Casi no había coches, pero los que pasaban les tocaban el claxon, o les gritaban cosas. Lo más fácil era que alguno se les estrellara, porque te digo, tenían el coche parado a medio Reforma, con las luces apagadas. Pero era obvio que nadie iba a tocarlos. Estaban en el cielo, carajo, se habrían muerto sin pinche enterarse. Me acuerdo que le dije a Richie Ranch: Daría lo que fuera por estar ahí. Y ya no era ni por pacheca, porque con eso se me había bajado el pasón. Como que llevaba años sin ver claro, convenciéndome a fuerza de que mi vida era normal, y de repente estaba vomitándome de envidia porque otros tenían algo que según esto yo no quería tener. ¿Checas lo que te dije? Abrí la puerta de mí coche y zas.- me solté vomitando. Richie decía: Cool, flaquita, eso te pasa por pinche atascada, baby. Paternal, el muñeco. Pero te digo que estaba en mis cinco, no había ni bebido. Me vomité de envidia, como lo oyes. Una sabe su cuento, ¿ajá? Pero Richie tampoco era el doctor para que yo dijera: Mira, me duele aquí, entre el hígado, el corazón y el amor propio, ¿cómo no voy a pinche guacarear, si tengo putas náuseas en el alma?
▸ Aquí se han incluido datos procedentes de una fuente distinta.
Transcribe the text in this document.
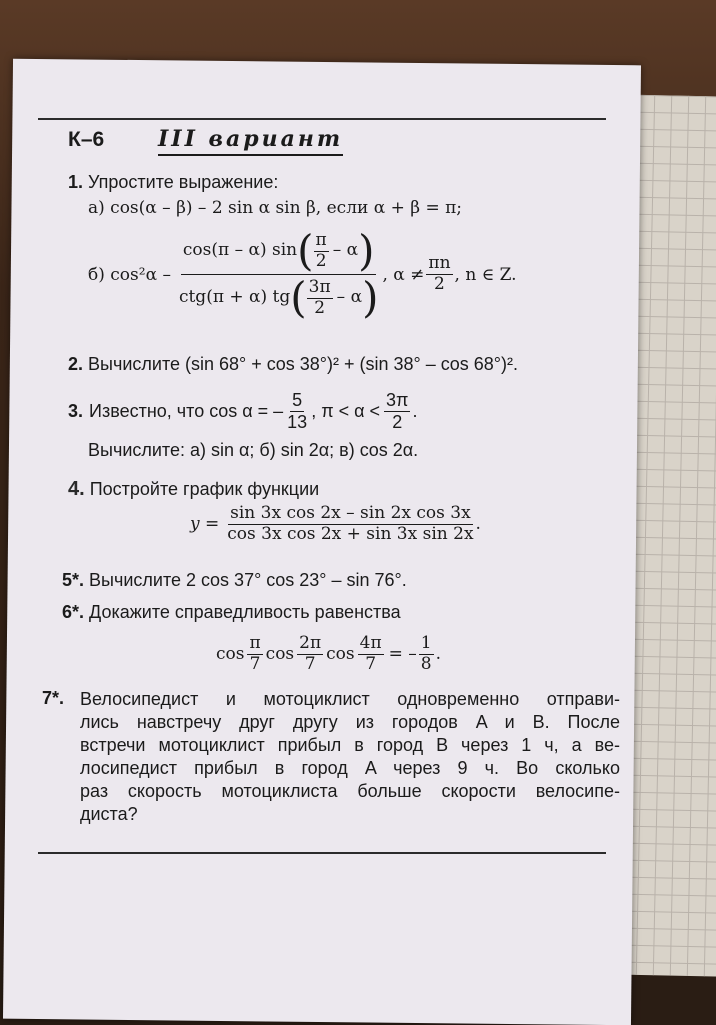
К–6 III вариант
1. Упростите выражение:
а) cos(α – β) – 2 sin α sin β, если α + β = π;
б) cos²α –
cos(π – α) sin ( $\frac{\pi}{2}$ – α )
ctg(π + α) tg ( $\frac{3\pi}{2}$ – α ) , $\alpha \ne \frac{\pi n}{2}$ , n ∈ Z.
2. Вычислите (sin 68° + cos 38°)² + (sin 38° – cos 68°)².
3. Известно, что cos α = – $\frac{5}{13}$ , $\pi < \alpha < \frac{3\pi}{2}$ .
Вычислите: а) sin α; б) sin 2α; в) cos 2α.
4. Постройте график функции
$y = \frac{\text{sin 3x cos 2x – sin 2x cos 3x}}{\text{cos 3x cos 2x + sin 3x sin 2x}}$ .
5*. Вычислите 2 cos 37° cos 23° – sin 76°.
6*. Докажите справедливость равенства
$\cos \frac{\pi}{7}$ $\cos \frac{2\pi}{7}$ $\cos \frac{4\pi}{7}$ = – $\frac{1}{8}$ .
7*. Велосипедист и мотоциклист одновременно отправи-
лись навстречу друг другу из городов A и B. После
встречи мотоциклист прибыл в город B через 1 ч, а ве-
лосипедист прибыл в город A через 9 ч. Во сколько
раз скорость мотоциклиста больше скорости велосипе-
диста?
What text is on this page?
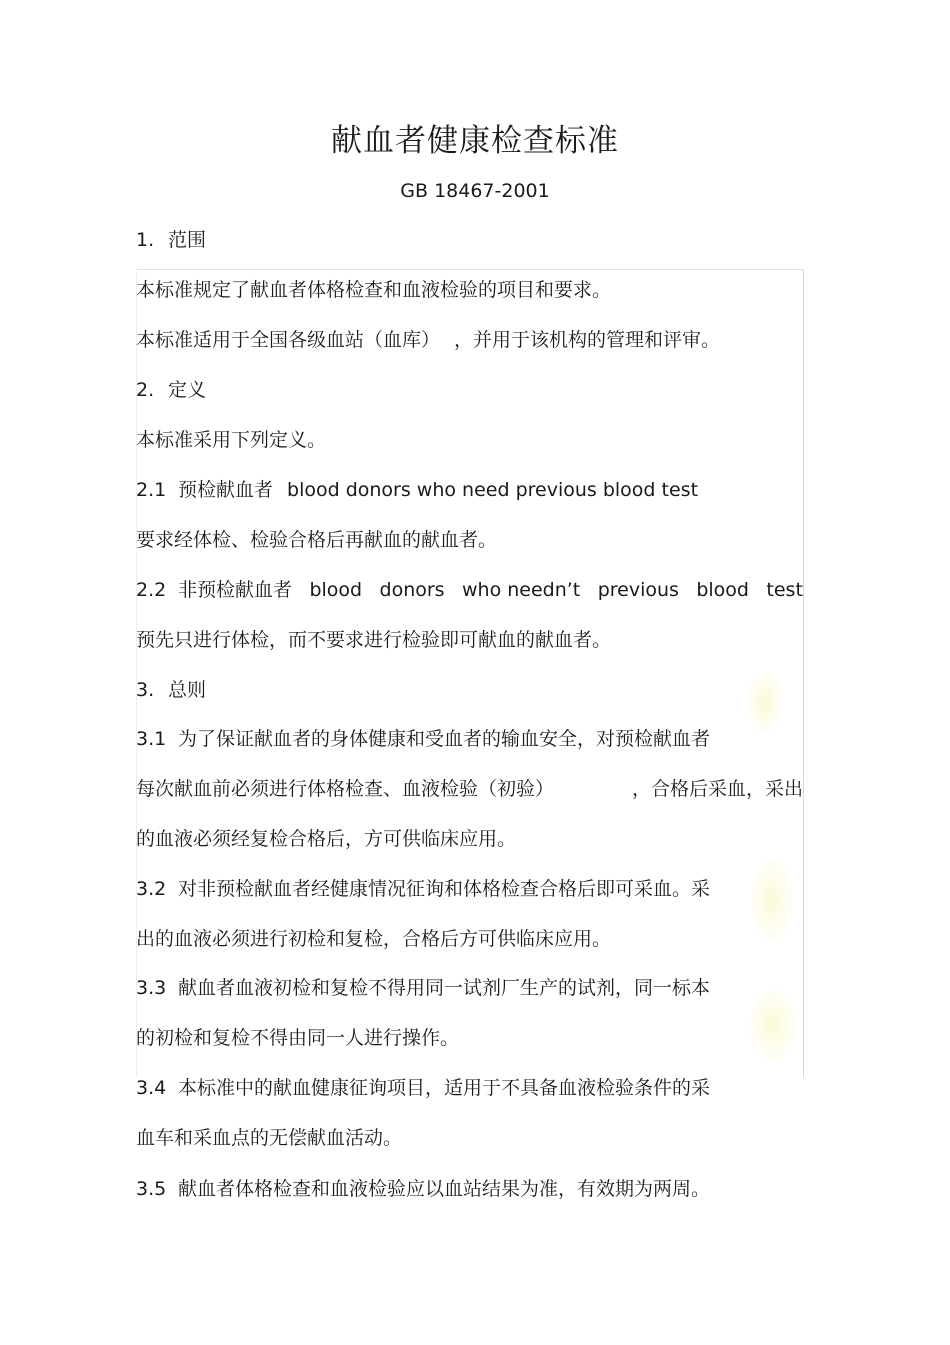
献血者健康检查标准
GB 18467-2001
1. 范围
本标准规定了献血者体格检查和血液检验的项目和要求。
本标准适用于全国各级血站（血库） ，并用于该机构的管理和评审。
2. 定义
本标准采用下列定义。
2.1 预检献血者 blood donors who need previous blood test
要求经体检、检验合格后再献血的献血者。
2.2 非预检献血者 blood donors who needn’t previous blood test
预先只进行体检，而不要求进行检验即可献血的献血者。
3. 总则
3.1 为了保证献血者的身体健康和受血者的输血安全，对预检献血者
每次献血前必须进行体格检查、血液检验（初验）	，合格后采血，采出
的血液必须经复检合格后，方可供临床应用。
3.2 对非预检献血者经健康情况征询和体格检查合格后即可采血。采
出的血液必须进行初检和复检，合格后方可供临床应用。
3.3 献血者血液初检和复检不得用同一试剂厂生产的试剂，同一标本
的初检和复检不得由同一人进行操作。
3.4 本标准中的献血健康征询项目，适用于不具备血液检验条件的采
血车和采血点的无偿献血活动。
3.5 献血者体格检查和血液检验应以血站结果为准，有效期为两周。
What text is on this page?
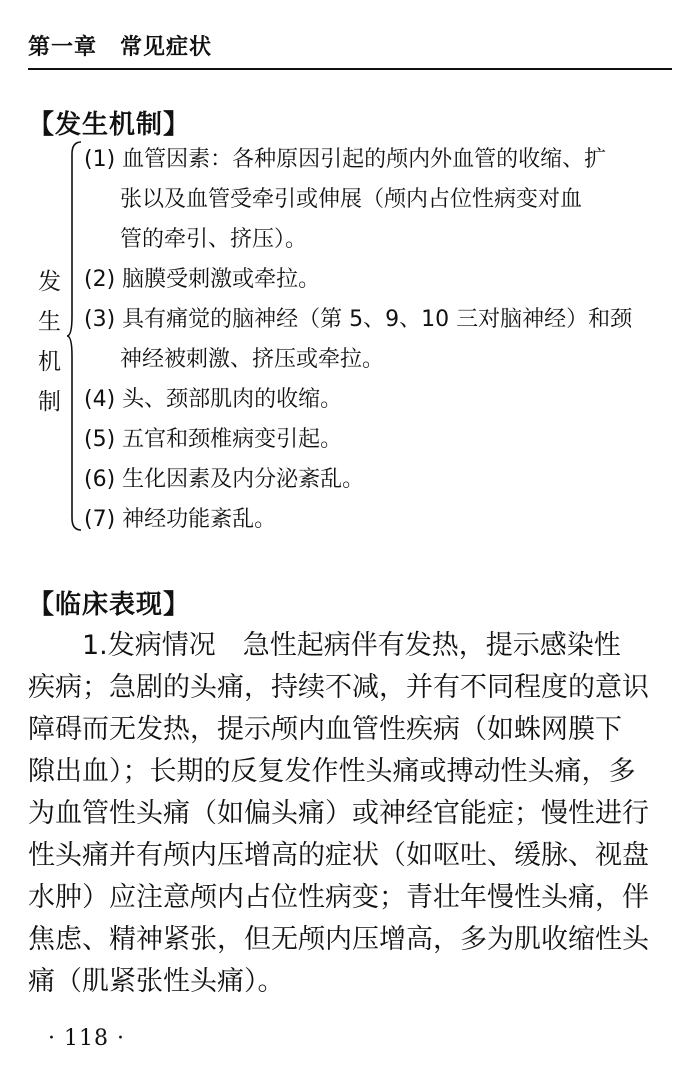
第一章　常见症状
【发生机制】
发
生
机
制
(1) 血管因素：各种原因引起的颅内外血管的收缩、扩
张以及血管受牵引或伸展（颅内占位性病变对血
管的牵引、挤压）。
(2) 脑膜受刺激或牵拉。
(3) 具有痛觉的脑神经（第 5、9、10 三对脑神经）和颈
神经被刺激、挤压或牵拉。
(4) 头、颈部肌肉的收缩。
(5) 五官和颈椎病变引起。
(6) 生化因素及内分泌紊乱。
(7) 神经功能紊乱。
【临床表现】
　　1.发病情况　急性起病伴有发热，提示感染性
疾病；急剧的头痛，持续不减，并有不同程度的意识
障碍而无发热，提示颅内血管性疾病（如蛛网膜下
隙出血）；长期的反复发作性头痛或搏动性头痛，多
为血管性头痛（如偏头痛）或神经官能症；慢性进行
性头痛并有颅内压增高的症状（如呕吐、缓脉、视盘
水肿）应注意颅内占位性病变；青壮年慢性头痛，伴
焦虑、精神紧张，但无颅内压增高，多为肌收缩性头
痛（肌紧张性头痛）。
· 118 ·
Pensé: Es una señal. Tenía poquitito que había llegado de Acapulco. Extrañaba con ganas a mis judíos, pero andaba rolando con otro tipazo. No tenía que contestarle a Tía Montse, podía hacerme perdediza, cualquier invento era mejor que no hacerle maldito caso a la señal. Todavía me quedaban cuatro mil dólares, el coche ya era mío y Richie me ofrecía el chance de caerle a su casa de Cuernavaca. Sólo tenía que cuidarla y ya, ¿me entiendes? Checar que los esclavos hicieran la chamba y asolearme el día entero. No te voy a negar que el pinche Richie Ranch estuviera decidido a darme fuego, pero con todo y eso era buen tipo. Si me ponía lista podía vivir tranquilamente un rato en Cuernavaca y salirme del rollo de Tía Montse. Porque no te he contado pero ya andaba en ondas muy pesadas. Por eso había juntado tanta lana. Hasta crees que las otras sobrinitas de la vieja iban a sacar lo que yo. Putillas baratonas todas, got it? Algunas bien coatlicues, por más que Tía Montse les dijera hijas. El caso es que además de las noches de bodas, Tía Montse me había metido en el negocito del pastel, y yo con eso estaba haciendo milagros. ¡Oh, misericordiosa Chica del Pastel! Salía del pastelito y zas: me iba a ponerle número a la casa con el del cumpleaños. O con el jefe, o con el pendejito que se iba a casar al día siguiente. A veces ni siquiera me tocaba, nomás del estadazo que traía. O echaba pisa-y-corre, se metía a bañar y se largaba. Como decían mis coatlicues compañeras: Se iba más pronto de lo que se venía. Entonces yo salía y me rifaba sola entre sus amigos. Viva la libre empresa, ¿ajá? Entre varios juntaban cuatro, cinco mil pesos, y hacían el sorteo. Y todo eso era lo que yo no quería pensar cuando veía a la pareja mirando a la luna.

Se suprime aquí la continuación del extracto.